# New beekeeper from BC, Canada



## PerryBee (Dec 3, 2007)

Hi Judy

Beautiful part of the country, used to live in the lower mainland myself. For high bush? Check out a couple of the beekeeping clubs like the one in Surrey, lots of good people in those clubs more than willing to share their experience. Best of luck.

Perry


----------



## Scorpster (Jun 11, 2009)

Judy said:


> I live in the Pacific Northwest part of British Columbia. My husband and I are just starting out in beekeeping. One of my many questions regards the number of hives that we would require to pollinate 110 acres of blueberry plants? We plan to start in the spring of 2010.

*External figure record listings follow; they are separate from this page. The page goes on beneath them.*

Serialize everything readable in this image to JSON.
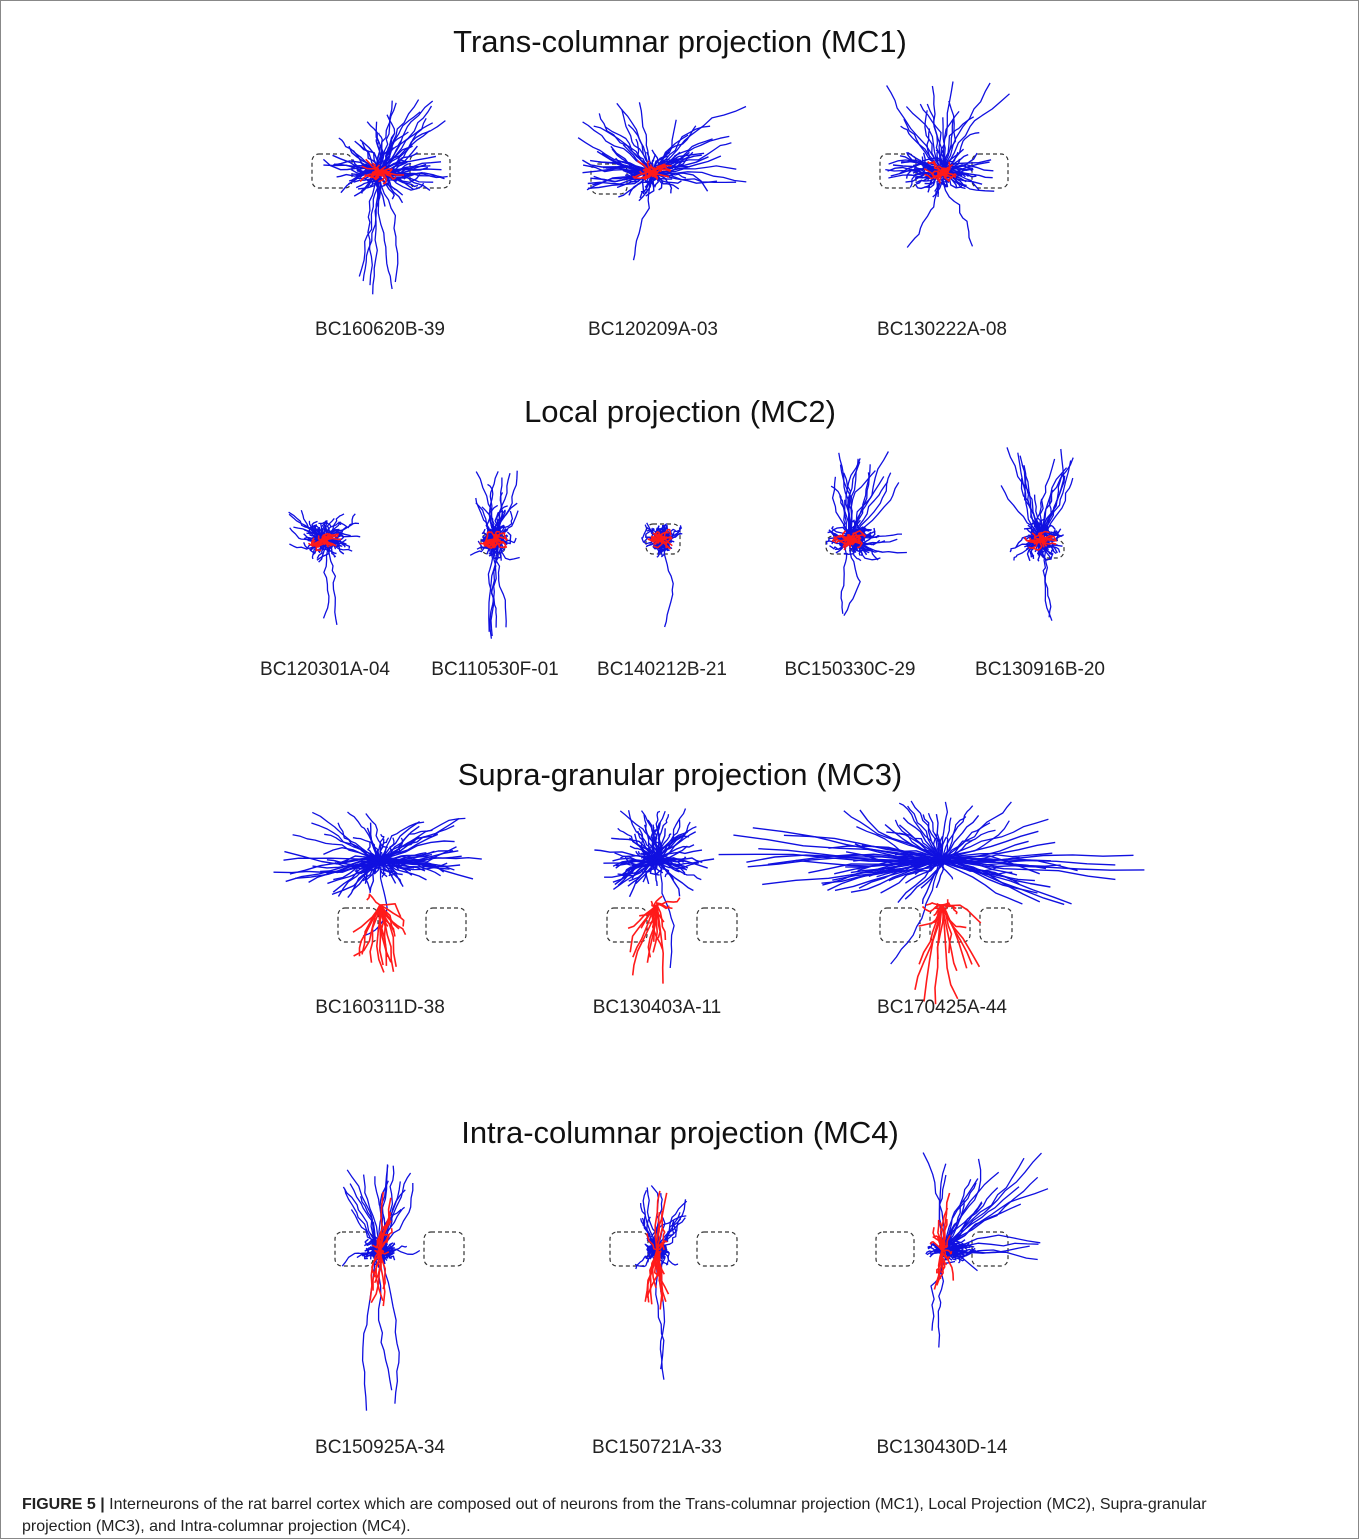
{
  "sections": [
    {
      "title": "Trans-columnar projection (MC1)",
      "neurons": [
        "BC160620B-39",
        "BC120209A-03",
        "BC130222A-08"
      ]
    },
    {
      "title": "Local projection (MC2)",
      "neurons": [
        "BC120301A-04",
        "BC110530F-01",
        "BC140212B-21",
        "BC150330C-29",
        "BC130916B-20"
      ]
    },
    {
      "title": "Supra-granular projection (MC3)",
      "neurons": [
        "BC160311D-38",
        "BC130403A-11",
        "BC170425A-44"
      ]
    },
    {
      "title": "Intra-columnar projection (MC4)",
      "neurons": [
        "BC150925A-34",
        "BC150721A-33",
        "BC130430D-14"
      ]
    }
  ],
  "caption": {
    "label": "FIGURE 5 |",
    "text": "Interneurons of the rat barrel cortex which are composed out of neurons from the Trans-columnar projection (MC1), Local Projection (MC2), Supra-granular projection (MC3), and Intra-columnar projection (MC4)."
  }
}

Hi Judy, the recommendations I have seen from a large pollinator in our area was 1 hive per acre for first year berries, 2 per acre for 2nd year, and 3 per acre after that. Considering I just read blueberries went from 12000 acres to 17000 acres in the last 5 years here in the Valley, that's a whole lot of hives needed....so you ready for 330 hives this spring?


----------



## Judy (Aug 19, 2009)

*Re: Judy*

I am definitely not ready to manage 330 hives for the 110 acres of blueberries. Thank you for the responses I received and I will follow up with the bee club in Surrey.


----------



## iwombat (Feb 3, 2009)

"According to E. C. Martin (personal commun., 1973), there was a rather dramatic acceptance of the information on the value of bees to blueberries in Michigan following publication of papers by Martin (1966) and Dorr and Martin (1966). Within 3 years, growers of 9,000 acres of blueberries were using between 12,000 and 15,000 colonies of honey bees (Mich. Agr. Expt. Sta. 1970), and this activity was primarily responsible for that State being the leading producer of blueberries. He stated that two colonies per acre has become the accepted optimum for commercial growers, and some growers were convinced that higher numbers of colonies per acre were economical."


from:

"http://gears.tucson.ars.ag.gov/book/chap7/blue.html"


Also, from what I've been reading, it seems that blueberries aren't good at producing a complete food source for honeybees, but are better suited to the native bumble bees. That may be the reason for the high numbers of colonies required.


That being said, maybe it's time to take this discussion outside the welcome topic.


----------